The launch of the Shanghai-Hong Kong Stock Connect — a great reform of China’s capital market — on Nov. 17 was an historic moment.
The launch opens the door for Chinese capital to go abroad, and indicates that Chinese investors can play in the international market and global investors can enter the Chinese market through legal channels to share the benefits of China’s economic growth. The opening-up will invite global investment philosophy, rules and regulations into China’s capital market, bringing subversive effects on the Chinese market and disrupting the vested interests and game rules of the international market. But it will take a long time to see such benefits.
After the official launch, neither of the Hong Kong and Shanghai stock markets opened higher as expected. On the contrary, both went through a quiet and stable period. The Northbound trading, or 'Shanghai stock,' outperformed the trading on the Southbound link, or 'Hong Kong stock,' but no flurry of market activity was seen in the two cities.
The pilot scheme comes with limitations on the total renminbi value of shares that can be traded through the exchanges. For the Northbound link, there is an aggregate cap of 300 billion yuan and a 13 billion yuan daily cap. At 1:57 p.m. on Nov. 17, Northbound trading reached the daily cap and was forced to temporarily stop new buying , but no limitations were set on selling. Southbound trading, as of 4:00 p.m., was 8.732 billion yuan short of the daily cap, accounting for 83 percent of the total value of shares (about 10.5 billion yuan).
The stock indexes fell in both markets. The Hang Seng Index fell 290 points, or 1.21 percent, with a turnover of 83 billion yuan — less than expected; the Shanghai Composite Index (SCI) closed with a 0.2 percent fall. The share prices of the Hong Kong Stock Exchange — widely believed to be the direct beneficiary of the stock connect program — dropped by more than four percent.
Will the stocks falling and listless trading on the first day of the stock connect dampen the faith of the market? Will investors lose confidence in the program? Will the government think less of the reform? The answer to all these questions is: No!
Actually, since April, after the program of HK-SH stock connect was proposed, stock markets in Hong Kong and on the mainland have underwent waves of market hype. For example, the SCI rose by more than 17 percent during this period, and the stock connect concept shares soared on the Hong Kong market. So it is normal to see a downward adjustment of stock prices after the official launch of the stock connect; otherwise, problems will arise. The adjustment provides an opportunity for people to think rationally of the stock connect.
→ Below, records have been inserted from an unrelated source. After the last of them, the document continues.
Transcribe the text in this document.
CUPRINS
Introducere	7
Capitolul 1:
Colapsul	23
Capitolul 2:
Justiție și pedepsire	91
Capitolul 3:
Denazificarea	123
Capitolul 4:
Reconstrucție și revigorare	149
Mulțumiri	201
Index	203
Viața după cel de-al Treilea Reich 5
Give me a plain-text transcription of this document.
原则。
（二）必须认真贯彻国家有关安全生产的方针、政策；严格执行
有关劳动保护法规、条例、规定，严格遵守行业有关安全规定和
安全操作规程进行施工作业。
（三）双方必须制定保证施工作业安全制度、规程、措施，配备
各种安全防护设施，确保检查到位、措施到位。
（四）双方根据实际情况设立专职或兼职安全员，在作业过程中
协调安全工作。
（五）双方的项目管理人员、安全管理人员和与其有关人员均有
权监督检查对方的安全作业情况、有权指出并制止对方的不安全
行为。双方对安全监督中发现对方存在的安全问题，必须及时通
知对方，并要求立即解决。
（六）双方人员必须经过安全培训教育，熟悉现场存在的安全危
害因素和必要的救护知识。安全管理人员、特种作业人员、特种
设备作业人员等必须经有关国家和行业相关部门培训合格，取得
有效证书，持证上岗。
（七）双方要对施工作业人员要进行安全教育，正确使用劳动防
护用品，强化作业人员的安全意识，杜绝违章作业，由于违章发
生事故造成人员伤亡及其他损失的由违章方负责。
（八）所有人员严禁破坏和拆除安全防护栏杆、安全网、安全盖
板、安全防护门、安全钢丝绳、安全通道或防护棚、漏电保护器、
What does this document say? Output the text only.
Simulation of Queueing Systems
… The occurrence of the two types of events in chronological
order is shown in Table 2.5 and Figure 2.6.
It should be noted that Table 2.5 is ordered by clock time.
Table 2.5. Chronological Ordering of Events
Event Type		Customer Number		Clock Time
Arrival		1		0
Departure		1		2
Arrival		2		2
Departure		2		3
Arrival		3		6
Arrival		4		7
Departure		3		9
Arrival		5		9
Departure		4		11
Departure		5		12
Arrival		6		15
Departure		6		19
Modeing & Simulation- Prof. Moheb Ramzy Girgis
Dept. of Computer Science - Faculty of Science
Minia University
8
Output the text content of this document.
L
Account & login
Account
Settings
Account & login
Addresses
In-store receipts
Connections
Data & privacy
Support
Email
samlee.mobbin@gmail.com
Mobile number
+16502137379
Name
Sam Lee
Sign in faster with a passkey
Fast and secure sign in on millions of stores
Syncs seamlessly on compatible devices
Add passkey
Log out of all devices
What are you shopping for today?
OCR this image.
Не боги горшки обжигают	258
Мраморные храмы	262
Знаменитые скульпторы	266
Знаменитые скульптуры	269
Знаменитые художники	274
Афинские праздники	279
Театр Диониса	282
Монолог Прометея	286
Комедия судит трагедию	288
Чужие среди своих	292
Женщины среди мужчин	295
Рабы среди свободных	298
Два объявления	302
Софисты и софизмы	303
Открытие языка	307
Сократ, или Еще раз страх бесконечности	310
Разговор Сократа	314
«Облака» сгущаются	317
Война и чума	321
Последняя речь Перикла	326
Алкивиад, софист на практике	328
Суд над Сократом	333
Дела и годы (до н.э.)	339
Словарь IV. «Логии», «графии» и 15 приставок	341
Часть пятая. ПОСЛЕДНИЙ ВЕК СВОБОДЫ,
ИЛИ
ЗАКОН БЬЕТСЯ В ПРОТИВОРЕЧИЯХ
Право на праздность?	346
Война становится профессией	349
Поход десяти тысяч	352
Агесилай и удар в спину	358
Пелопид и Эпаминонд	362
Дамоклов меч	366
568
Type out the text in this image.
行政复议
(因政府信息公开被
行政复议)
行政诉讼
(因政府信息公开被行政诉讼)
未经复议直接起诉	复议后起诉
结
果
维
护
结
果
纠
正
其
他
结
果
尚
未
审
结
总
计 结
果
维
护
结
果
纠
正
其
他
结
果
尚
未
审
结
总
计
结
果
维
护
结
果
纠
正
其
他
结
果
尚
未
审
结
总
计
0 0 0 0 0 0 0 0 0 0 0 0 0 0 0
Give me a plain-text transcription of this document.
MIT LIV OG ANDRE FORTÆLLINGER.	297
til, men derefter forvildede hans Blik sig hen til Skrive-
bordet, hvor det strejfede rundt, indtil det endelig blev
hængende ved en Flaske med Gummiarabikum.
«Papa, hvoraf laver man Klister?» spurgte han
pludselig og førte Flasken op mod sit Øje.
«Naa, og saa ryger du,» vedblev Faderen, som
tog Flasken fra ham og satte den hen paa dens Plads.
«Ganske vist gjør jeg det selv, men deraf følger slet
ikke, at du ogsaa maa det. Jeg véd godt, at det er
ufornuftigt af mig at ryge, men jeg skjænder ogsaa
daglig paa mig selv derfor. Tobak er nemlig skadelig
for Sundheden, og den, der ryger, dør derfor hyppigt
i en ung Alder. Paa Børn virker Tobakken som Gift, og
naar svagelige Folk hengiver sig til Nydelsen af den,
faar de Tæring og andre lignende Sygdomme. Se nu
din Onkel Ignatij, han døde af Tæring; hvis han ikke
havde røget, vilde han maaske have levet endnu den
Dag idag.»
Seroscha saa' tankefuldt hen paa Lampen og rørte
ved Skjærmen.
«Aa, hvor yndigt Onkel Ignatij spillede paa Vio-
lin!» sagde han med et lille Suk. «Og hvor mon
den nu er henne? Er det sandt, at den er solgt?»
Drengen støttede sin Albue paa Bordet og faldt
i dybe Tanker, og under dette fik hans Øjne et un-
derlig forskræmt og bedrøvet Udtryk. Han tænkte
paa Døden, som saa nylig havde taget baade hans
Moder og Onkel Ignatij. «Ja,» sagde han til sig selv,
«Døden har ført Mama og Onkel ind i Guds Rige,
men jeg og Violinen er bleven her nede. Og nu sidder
The higher activity of the Northbound link compared with the Southbound link, it is largely attributable to the differences between the two markets in terms of investors, trading rules, and enthusiasm towards the stock connect.
The Hong Kong market mainly consists of institutional investors who must have done detailed studies on the Chinese securities market before the launch of the stock connect. Therefore, they were better prepared to enter the mainland market once the pilot program is launched, so as to gain advantages in the future. Besides, the trading rules are favorable for Hong Kong investors.
In the mainland market, individuals account for more than 80 percent of all market investors. And since China’s stock market has been isolated for a long time, it varies widely from the global market in terms of trading rules. This has led to a series of consequences: the domestic securities market is still immature; investors are ignorant of the global market and have weak risk-awareness; a conformist mentality prevails among the investors. Under these circumstances, when the stock connect opens the international market for China, it is natural for the domestic investors to feel overwhelmed and not risk entering the completely new and unfamiliar market.
China’s domestic investors have raised their risk-awareness since the 2008 global financial crisis and the subsequent SCI slump from 6124 points to 1649 points. And struck by the long-term sluggish nature of the stock market, these investors are likely to go to the other extreme: they are terrified to invest in the stock market and overcautious in face of a new and unfamiliar market. So it is reasonable for them to adopt a wait-and-see approach to the stock connect.
But as well as providing a testing field for domestic investors to go overseas, the launch of HK-SH stock gives them a chance to learn how the global stock market operates. With the first-hand experience brought by the stock connect, the current situation for Chinese investors will gradually improve. It is reasonable to conclude that the low investment Southbound shows that the Chinese investors have become more rational, which lays a foundation for sustained and steady growth of the stock connect in the future.
In other words, the biggest success of the Honk Kong-Shanghai stock connect lies in its official launch and normal operation thereafter. It is a milestone in the development and prosperity of the stock markets in Hong Kong and on the mainland. If the stock connect operates well in the future and realizes the complete openness for capital flow, then it will become the second-largest securities market in the world. At that time, the influence of its launch will be immeasurable. The interaction of the Hong Kong market with more than 7 million people and the mainland market with 1.4 billion people has great potential and vitality. In this case, how could the stock markets not prosper?